Pameran ini terselenggara atas kolaborasi Pewarta Foto Indonesia (PFI), Yayasan Matawaktu, PT PLN (Persero), dan Pemerintah Kabupaten Tanah Datar.
Karya yang dipamerkan merupakan dokumentasi visual banjir bandang dan tanah longsor yang terjadi di Aceh, Sumatera Utara, dan Sumbar pada akhir 2025.
Fadly menilai rangkaian foto tersebut mampu menghadirkan dampak bencana secara lebih dekat dan menyentuh perasaan pengunjung.
“Foto-foto ini tentu membangkitkan empati yang sangat dalam. Kita jadi semakin sadar untuk menjaga alam, baik di pemerintahan, swasta, maupun masyarakat luas,” ujarnya.
Ia juga menekankan bahwa pameran ini menjadi pengingat bagi semua pihak tentang pentingnya menjaga lingkungan dan menumbuhkan semangat gotong royong saat menghadapi situasi sulit.

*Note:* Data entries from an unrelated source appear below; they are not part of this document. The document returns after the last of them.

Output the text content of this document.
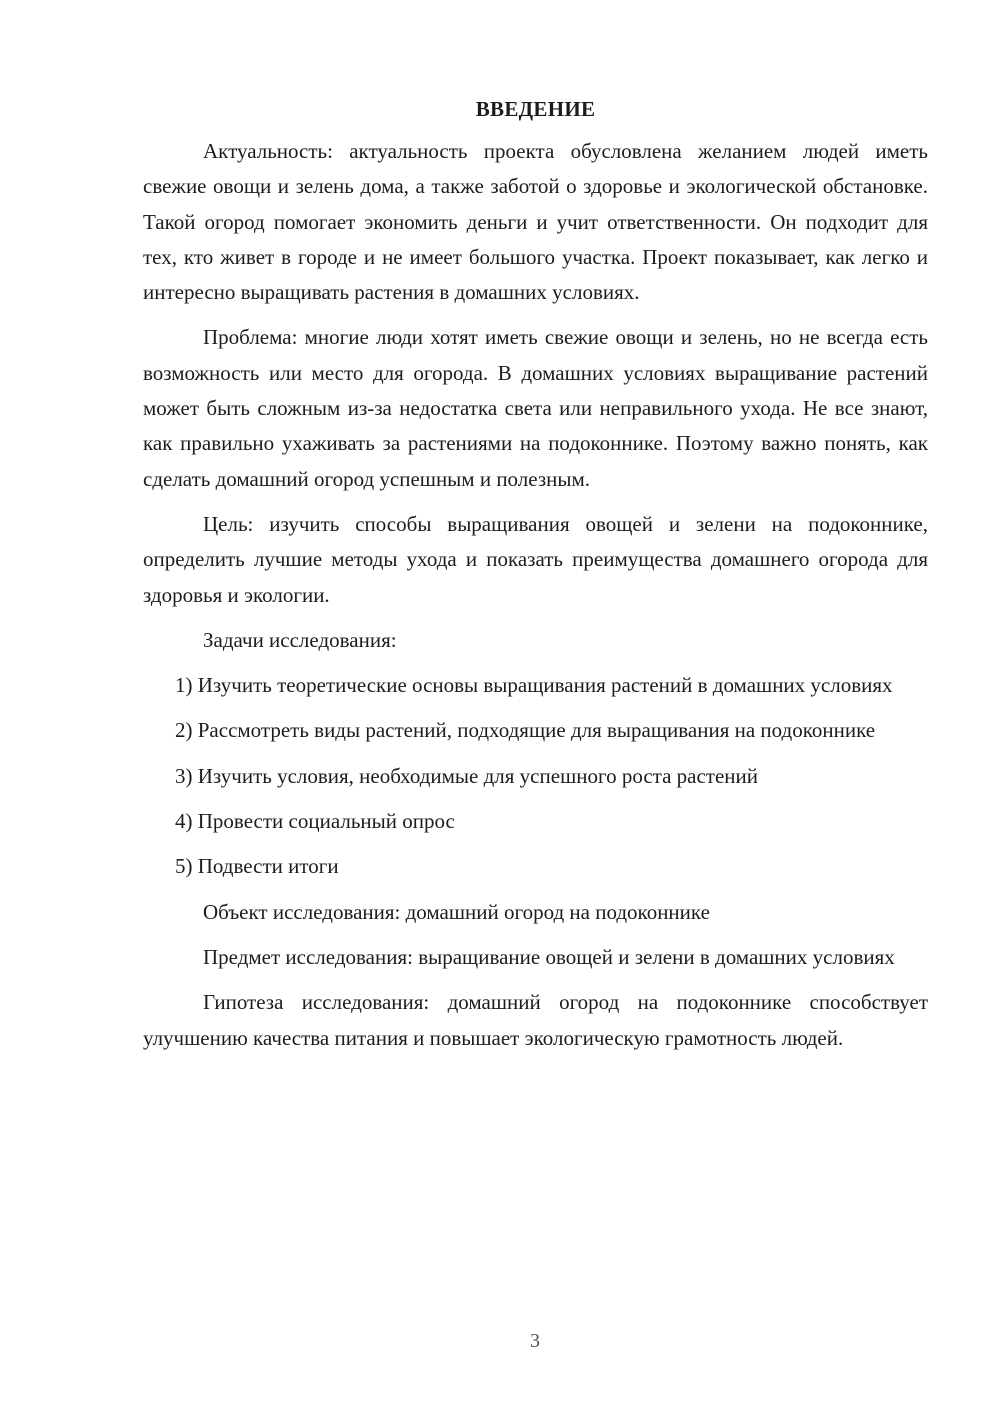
ВВЕДЕНИЕ

Актуальность: актуальность проекта обусловлена желанием людей иметь свежие овощи и зелень дома, а также заботой о здоровье и экологической обстановке. Такой огород помогает экономить деньги и учит ответственности. Он подходит для тех, кто живет в городе и не имеет большого участка. Проект показывает, как легко и интересно выращивать растения в домашних условиях.

Проблема: многие люди хотят иметь свежие овощи и зелень, но не всегда есть возможность или место для огорода. В домашних условиях выращивание растений может быть сложным из-за недостатка света или неправильного ухода. Не все знают, как правильно ухаживать за растениями на подоконнике. Поэтому важно понять, как сделать домашний огород успешным и полезным.

Цель: изучить способы выращивания овощей и зелени на подоконнике, определить лучшие методы ухода и показать преимущества домашнего огорода для здоровья и экологии.

Задачи исследования:

1) Изучить теоретические основы выращивания растений в домашних условиях

2) Рассмотреть виды растений, подходящие для выращивания на подоконнике

3) Изучить условия, необходимые для успешного роста растений

4) Провести социальный опрос

5) Подвести итоги

Объект исследования: домашний огород на подоконнике

Предмет исследования: выращивание овощей и зелени в домашних условиях

Гипотеза исследования: домашний огород на подоконнике способствует улучшению качества питания и повышает экологическую грамотность людей.

3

“Kalau kita menjaga alam, alam juga menjaga kita. Mudah-mudahan pameran ini membuat kita lebih peduli pada lingkungan, sekaligus melihat kuatnya semangat saling membantu di tengah bencana,” kata Fadly.
Selain itu, ia menyampaikan apresiasi kepada PFI atas penyelenggaraan pameran tersebut, terlebih karena Tanah Datar dipercaya menjadi lokasi kegiatan.
“Kami patut berbangga karena pameran ini pertama kali digelar di Sumbar, khususnya di Kabupaten Tanah Datar yang berlokasi di Istana Baso Pagaruyung kebanggaan kami,” ucapnya.
Fadly menegaskan Pemkab Tanah Datar siap menjalin kolaborasi lanjutan dengan PFI, termasuk untuk mendukung pengembangan pariwisata daerah.
“Melalui pameran foto, kita bisa menampilkan sisi-sisi indah daerah ini dan mendorong orang datang ke Tanah Datar,” tuturnya.
Koordinator Wilayah PFI Region Sumatra Hendra Syamhari mengatakan pameran itu merupakan bagian dari roadshow karya fotografi jurnalistik di tiga provinsi yang terdampak bencana.
“Kami berharap pameran ini mengingatkan kita dan generasi berikutnya bahwa Sumatra pernah mengalami kehancuran seperti ini,” kata Hendra.
“Generasi sekarang yang masih aman harus menjaga dan merawat alam agar tetap bisa dinikmati anak cucu kita,” sambungnya.
Hendra menambahkan, pameran tersebut menampilkan peristiwa bencana hidrometeorologi di tiga provinsi itu beserta upaya penanganan dan pemulihan dampaknya.
“Kami menampilkan 68 karya foto dari 38 pewarta foto di Indonesia yang turun langsung mendokumentasikan peristiwa bencana itu,” jelasnya.
Ketua PFI Padang Arif Pribadi juga menyampaikan terima kasih kepada seluruh pihak, khususnya Pemerintah Kabupaten Tanah Datar, atas dukungan terhadap penyelenggaraan pameran tersebut.